A major industry survey, started by Pharmig at its 24th Annual Conference in Nottingham, followed by a questionnaire sent to Pharmig members, revealed 91 per cent of respondents source some or all of their prepared media plates from external suppliers. The survey was devised to investigate quality control activities around prepared culture media within the pharmaceutical and healthcare industry.

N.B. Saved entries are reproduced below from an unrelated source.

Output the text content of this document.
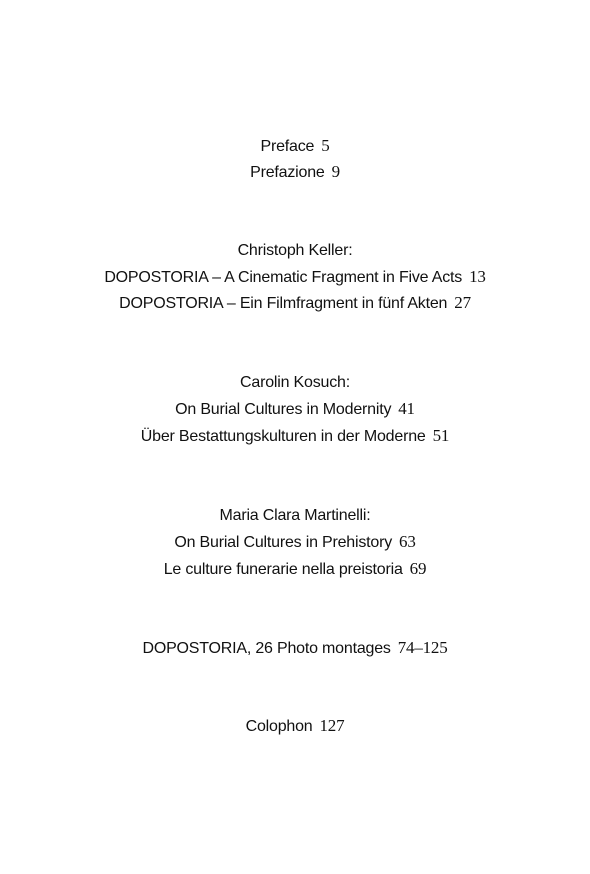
Preface 5
Prefazione 9
Christoph Keller:
DOPOSTORIA – A Cinematic Fragment in Five Acts 13
DOPOSTORIA – Ein Filmfragment in fünf Akten 27
Carolin Kosuch:
On Burial Cultures in Modernity 41
Über Bestattungskulturen in der Moderne 51
Maria Clara Martinelli:
On Burial Cultures in Prehistory 63
Le culture funerarie nella preistoria 69
DOPOSTORIA, 26 Photo montages 74–125
Colophon 127
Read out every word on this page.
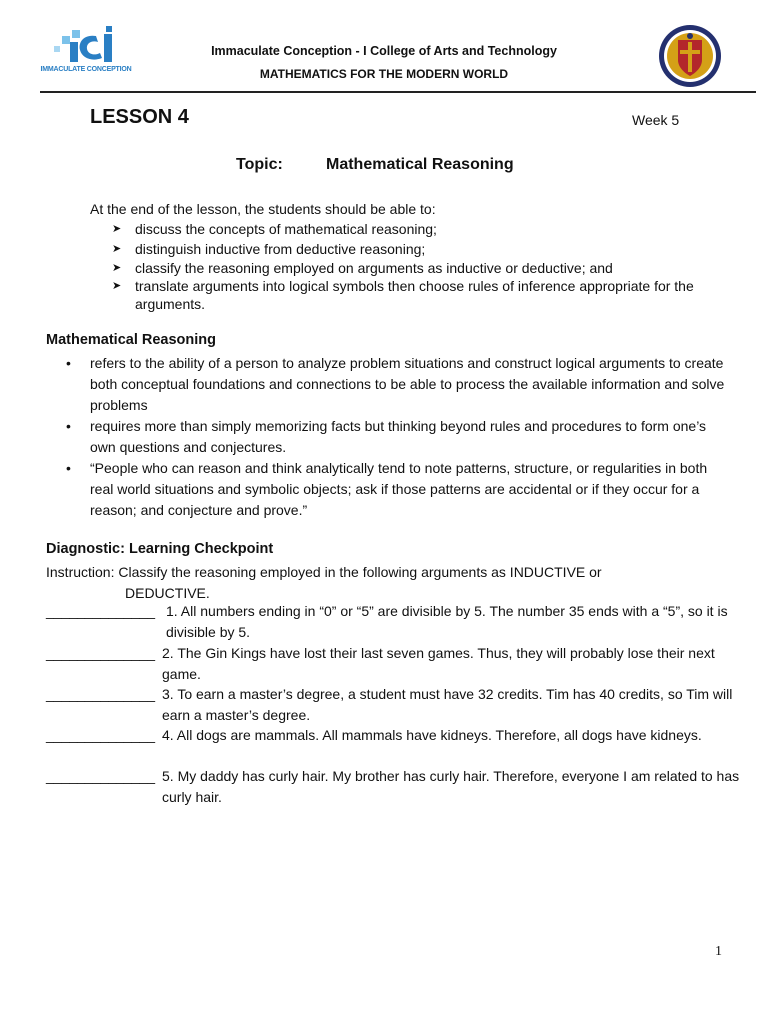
IMMACULATE CONCEPTION
Immaculate Conception - I College of Arts and Technology
MATHEMATICS FOR THE MODERN WORLD
LESSON 4	Week 5
Topic:	Mathematical Reasoning
At the end of the lesson, the students should be able to:
➤ discuss the concepts of mathematical reasoning;
➤ distinguish inductive from deductive reasoning;
➤ classify the reasoning employed on arguments as inductive or deductive; and
➤ translate arguments into logical symbols then choose rules of inference appropriate for the arguments.
Mathematical Reasoning
• refers to the ability of a person to analyze problem situations and construct logical arguments to create both conceptual foundations and connections to be able to process the available information and solve problems
• requires more than simply memorizing facts but thinking beyond rules and procedures to form one’s own questions and conjectures.
• “People who can reason and think analytically tend to note patterns, structure, or regularities in both real world situations and symbolic objects; ask if those patterns are accidental or if they occur for a reason; and conjecture and prove.”
Diagnostic: Learning Checkpoint
Instruction: Classify the reasoning employed in the following arguments as INDUCTIVE or
DEDUCTIVE.
______________ 1. All numbers ending in “0” or “5” are divisible by 5. The number 35 ends with a “5”, so it is divisible by 5.
______________ 2. The Gin Kings have lost their last seven games. Thus, they will probably lose their next game.
______________ 3. To earn a master’s degree, a student must have 32 credits. Tim has 40 credits, so Tim will earn a master’s degree.
______________ 4. All dogs are mammals. All mammals have kidneys. Therefore, all dogs have kidneys.
______________ 5. My daddy has curly hair. My brother has curly hair. Therefore, everyone I am related to has curly hair.
1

The high percentage of respondents outsourcing prepared media indicates that this practice is now, by far the preferred industry option. However, there are still organisations for whom in-house preparation is the choice.
For all organisations who use prepared media, ensuring that contamination and the resulting wastage is kept to a minimum is an ongoing concern. Assuming your media has been prepared according to benchmarked industry standards in a certified cleanroom environment, your primary consideration will be to ensure it is stored and handled correctly.
Some steps might seem obvious; reading product labels for instance. These steps are nevertheless vital. Always follow the instructions found on the label indicating shelf life and any specific storage conditions instructed. Note the expiry dates on the labels, and make use of the prepared media plates in the order of their batch numbers as part of your stock rotation.
We have compiled a list of five essential, basic check-points that will help ensure your prepared media remain pristine and ready for use.
The temperature storage conditions of prepared media and their components can vary greatly according to the different media types and their associated uses. Temperature control is crucial to maintaining the integrity of the prepared media plates and ensuring they don’t become contaminated. Poor temperature control can lead to a chain reaction of disastrous events. For instance, refrigeration can cause excessive condensation, whilst overheating can cause precipitation, pH drift, darkening, weakened gel strength and reduced performance.
Under ideal conditions, prepared media plates should be stored in a dark space. This ensures the media remains safe and uncorrupted. Some media are very light sensitive, requiring photographic dark room conditions. Others are less so, but all are light sensitive to some degree. If you don’t have access to a dark place, then ensure the media is, at the very least, out of direct sunlight at all times.
If your prepared media plates are not stored in a cleanroom environment, it is best to leave them in the unopened box before transferring into the cleanroom. This will ensure the surface of the packaging does not become excessively soiled, making the transfer process into the cleanroom a less hazardous task. If this cannot be achieved, please ensure the store room is physically clean to prevent excessive contamination of the packaging surface.
Packaging plays a significant role in the safety of your prepared media plates. The right kind of packaging acts as a barrier to the possible exposure of the media to causes of contamination and degradation. Poor quality or poorly wrapped packaging can lead to moisture forming on the media through condensation, or allow contaminants to enter.
The packaging should be able to ensure complete sterility. When working with a supplier you should request packaging solutions that suit your unique needs. Often suppliers will create a bespoke packaging solution that is most suitable for the intended application of the prepared media plates. And there are quick solutions available too, such as requesting double or triple wrapped gamma irradiated packaging. This allows the prepared media plates to be unwrapped very specifically, as they move through various cleanroom grades.
Within their sterile storage environment, petri dishes must also be stored in the correct position to prevent damage, condensation or other spoiling from occurring.
Petri dishes should never be placed on their side, for example, as any developing condensation could leak into the lid. Storing petri dishes lid down is the best way to ensure the media inside remains pristine and safe from light exposure. Contact plates however, should not be stored in this way as this positioning could result in the agar falling out of the dish.
Basic precautions may be all you need
Once suitable sterility levels are assured, it’s better to have a consistently reliable, if basic, storage and handling protocol in place instead of an over-complicated strategy that is tricky to maintain.
These five elementary steps are the key to best practice when it comes to storing and handling prepared media successfully. Whether you prepare your media yourself, or are one of the growing number of organisations relying on external supplies, how you store and handle your media once it reaches you is critical to avoiding wastage costs or the potentially far more serious consequences of contamination.
For your prepared media plates, in contact plate or petri dish form, to be considered viable, they must be free from excess moisture, have no trace of microbial growth, be easily identifiable with storage and handling history clearly defined.
Your supplier must be able to confirm that the plates you are receiving are suitable for microorganism growth appropriate to the intended environment, and they must ensure the intended media can be collected without the risk of contamination.